A history of protest...
This week the OneWorld Mobile4Good team is in Washington, DC, for the Nineteenth International AIDS Conference. Keep an eye out for posts here and on our Twitter feed to stay in touch with the action...One of my favourite things about the International AIDS Conference is that in bringing together policy makers with researchers, advocates, scientists, service providers, and affected populations (among many, many others...), it creates a vital space for voices which may not have otherwise have been heard. The conference has long been a dynamic place for dialogue, both of the tidy advocacy sort and the messy activism sort, to steal a phrase from the amazing Cheryl Overs' plenary presentation this morning. The dynamic and creative protests around the AIDS conferences have rightly been credited by many people here as being a driving force in changing policy and improving programmes.
Which is part of why so many were so disappointed and frustrated with the ongoing US policy is that it not only denies sex workers and injecting drug users (two of the populations most affected by the epidemic) access to this conference where decisions about their lives are being made, but is just bad policy. The pledge restricts the ability of US-funded organisations across the globe to work with sex workers, contributing to stigma, discrimination, and increased risk for violence, abuse, and HIV (for a great primer, check out the Center for Health and Gender Equity).
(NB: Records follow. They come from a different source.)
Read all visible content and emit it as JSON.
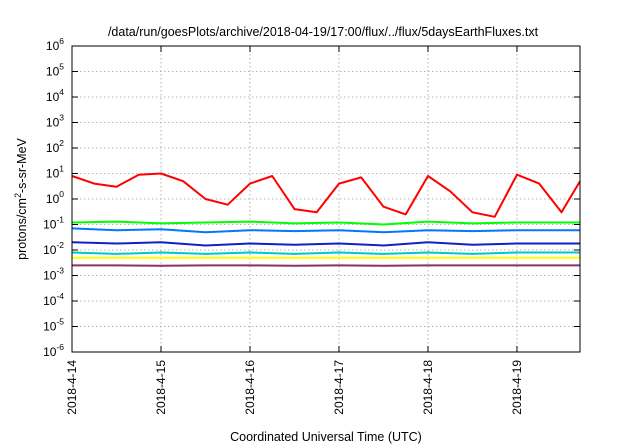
{
  "chart_data": {
    "type": "line",
    "title": "/data/run/goesPlots/archive/2018-04-19/17:00/flux/../flux/5daysEarthFluxes.txt",
    "xlabel": "Coordinated Universal Time (UTC)",
    "ylabel": {
      "prefix": "protons/cm",
      "sup": "2",
      "suffix": "-s-sr-MeV"
    },
    "y_scale": "log",
    "ylim": [
      1e-06,
      1000000.0
    ],
    "y_ticks": [
      {
        "value": 1e-06,
        "base": "10",
        "exp": "-6"
      },
      {
        "value": 1e-05,
        "base": "10",
        "exp": "-5"
      },
      {
        "value": 0.0001,
        "base": "10",
        "exp": "-4"
      },
      {
        "value": 0.001,
        "base": "10",
        "exp": "-3"
      },
      {
        "value": 0.01,
        "base": "10",
        "exp": "-2"
      },
      {
        "value": 0.1,
        "base": "10",
        "exp": "-1"
      },
      {
        "value": 1,
        "base": "10",
        "exp": "0"
      },
      {
        "value": 10,
        "base": "10",
        "exp": "1"
      },
      {
        "value": 100,
        "base": "10",
        "exp": "2"
      },
      {
        "value": 1000,
        "base": "10",
        "exp": "3"
      },
      {
        "value": 10000,
        "base": "10",
        "exp": "4"
      },
      {
        "value": 100000,
        "base": "10",
        "exp": "5"
      },
      {
        "value": 1000000,
        "base": "10",
        "exp": "6"
      }
    ],
    "xlim": [
      "2018-04-14 00:00",
      "2018-04-19 17:00"
    ],
    "x_ticks": [
      "2018-4-14",
      "2018-4-15",
      "2018-4-16",
      "2018-4-17",
      "2018-4-18",
      "2018-4-19"
    ],
    "grid": true,
    "series": [
      {
        "color": "#ff0000",
        "x": [
          "2018-04-14 00:00",
          "2018-04-14 06:00",
          "2018-04-14 12:00",
          "2018-04-14 18:00",
          "2018-04-15 00:00",
          "2018-04-15 06:00",
          "2018-04-15 12:00",
          "2018-04-15 18:00",
          "2018-04-16 00:00",
          "2018-04-16 06:00",
          "2018-04-16 12:00",
          "2018-04-16 18:00",
          "2018-04-17 00:00",
          "2018-04-17 06:00",
          "2018-04-17 12:00",
          "2018-04-17 18:00",
          "2018-04-18 00:00",
          "2018-04-18 06:00",
          "2018-04-18 12:00",
          "2018-04-18 18:00",
          "2018-04-19 00:00",
          "2018-04-19 06:00",
          "2018-04-19 12:00",
          "2018-04-19 17:00"
        ],
        "values": [
          8,
          4,
          3,
          9,
          10,
          5,
          1,
          0.6,
          4,
          8,
          0.4,
          0.3,
          4,
          7,
          0.5,
          0.25,
          8,
          2,
          0.3,
          0.2,
          9,
          4,
          0.3,
          5
        ]
      },
      {
        "color": "#00ff00",
        "x": [
          "2018-04-14 00:00",
          "2018-04-14 12:00",
          "2018-04-15 00:00",
          "2018-04-15 12:00",
          "2018-04-16 00:00",
          "2018-04-16 12:00",
          "2018-04-17 00:00",
          "2018-04-17 12:00",
          "2018-04-18 00:00",
          "2018-04-18 12:00",
          "2018-04-19 00:00",
          "2018-04-19 17:00"
        ],
        "values": [
          0.12,
          0.13,
          0.11,
          0.12,
          0.13,
          0.11,
          0.12,
          0.1,
          0.13,
          0.11,
          0.12,
          0.12
        ]
      },
      {
        "color": "#0078ff",
        "x": [
          "2018-04-14 00:00",
          "2018-04-14 12:00",
          "2018-04-15 00:00",
          "2018-04-15 12:00",
          "2018-04-16 00:00",
          "2018-04-16 12:00",
          "2018-04-17 00:00",
          "2018-04-17 12:00",
          "2018-04-18 00:00",
          "2018-04-18 12:00",
          "2018-04-19 00:00",
          "2018-04-19 17:00"
        ],
        "values": [
          0.07,
          0.06,
          0.065,
          0.05,
          0.06,
          0.055,
          0.06,
          0.05,
          0.06,
          0.055,
          0.06,
          0.06
        ]
      },
      {
        "color": "#1020c8",
        "x": [
          "2018-04-14 00:00",
          "2018-04-14 12:00",
          "2018-04-15 00:00",
          "2018-04-15 12:00",
          "2018-04-16 00:00",
          "2018-04-16 12:00",
          "2018-04-17 00:00",
          "2018-04-17 12:00",
          "2018-04-18 00:00",
          "2018-04-18 12:00",
          "2018-04-19 00:00",
          "2018-04-19 17:00"
        ],
        "values": [
          0.02,
          0.018,
          0.02,
          0.015,
          0.018,
          0.016,
          0.018,
          0.015,
          0.02,
          0.016,
          0.018,
          0.018
        ]
      },
      {
        "color": "#00c8c8",
        "x": [
          "2018-04-14 00:00",
          "2018-04-14 12:00",
          "2018-04-15 00:00",
          "2018-04-15 12:00",
          "2018-04-16 00:00",
          "2018-04-16 12:00",
          "2018-04-17 00:00",
          "2018-04-17 12:00",
          "2018-04-18 00:00",
          "2018-04-18 12:00",
          "2018-04-19 00:00",
          "2018-04-19 17:00"
        ],
        "values": [
          0.008,
          0.007,
          0.008,
          0.007,
          0.008,
          0.007,
          0.008,
          0.007,
          0.008,
          0.007,
          0.008,
          0.008
        ]
      },
      {
        "color": "#ffff00",
        "x": [
          "2018-04-14 00:00",
          "2018-04-14 12:00",
          "2018-04-15 00:00",
          "2018-04-15 12:00",
          "2018-04-16 00:00",
          "2018-04-16 12:00",
          "2018-04-17 00:00",
          "2018-04-17 12:00",
          "2018-04-18 00:00",
          "2018-04-18 12:00",
          "2018-04-19 00:00",
          "2018-04-19 17:00"
        ],
        "values": [
          0.005,
          0.005,
          0.005,
          0.005,
          0.005,
          0.005,
          0.005,
          0.005,
          0.005,
          0.005,
          0.005,
          0.005
        ]
      },
      {
        "color": "#8c2d6e",
        "x": [
          "2018-04-14 00:00",
          "2018-04-14 12:00",
          "2018-04-15 00:00",
          "2018-04-15 12:00",
          "2018-04-16 00:00",
          "2018-04-16 12:00",
          "2018-04-17 00:00",
          "2018-04-17 12:00",
          "2018-04-18 00:00",
          "2018-04-18 12:00",
          "2018-04-19 00:00",
          "2018-04-19 17:00"
        ],
        "values": [
          0.0025,
          0.0025,
          0.0024,
          0.0025,
          0.0025,
          0.0024,
          0.0025,
          0.0024,
          0.0025,
          0.0025,
          0.0025,
          0.0025
        ]
      }
    ]
  }
}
Which brings us to yesterday's bi-partisan panel discussion on US HIV policy and funding, with Senators Frist, Coons, Enzi, and Rubio and Congresswoman Barbara Lee. Congresswoman Lee has recently introduced legislation in the house that would repeal the pledge, which unfortunately has little chance of passing. Sex workers rights advocates called for attention, chanting "nothing about us without us," a reference to the exclusion of advocates from the conference, "repeal the pledge," and "sex workers rights are human rights." The message didn't seem to make it through, as Frist repeatedly admonished the protesters to be quiet and "respectful" and then refused to allow time for questions from the audience until shouted down by the audience and one particularly powerful young man from the Gambia. The Red Umbrella Project posted this excellent video of the protest along with interviews with organisers - definitely worth a watch.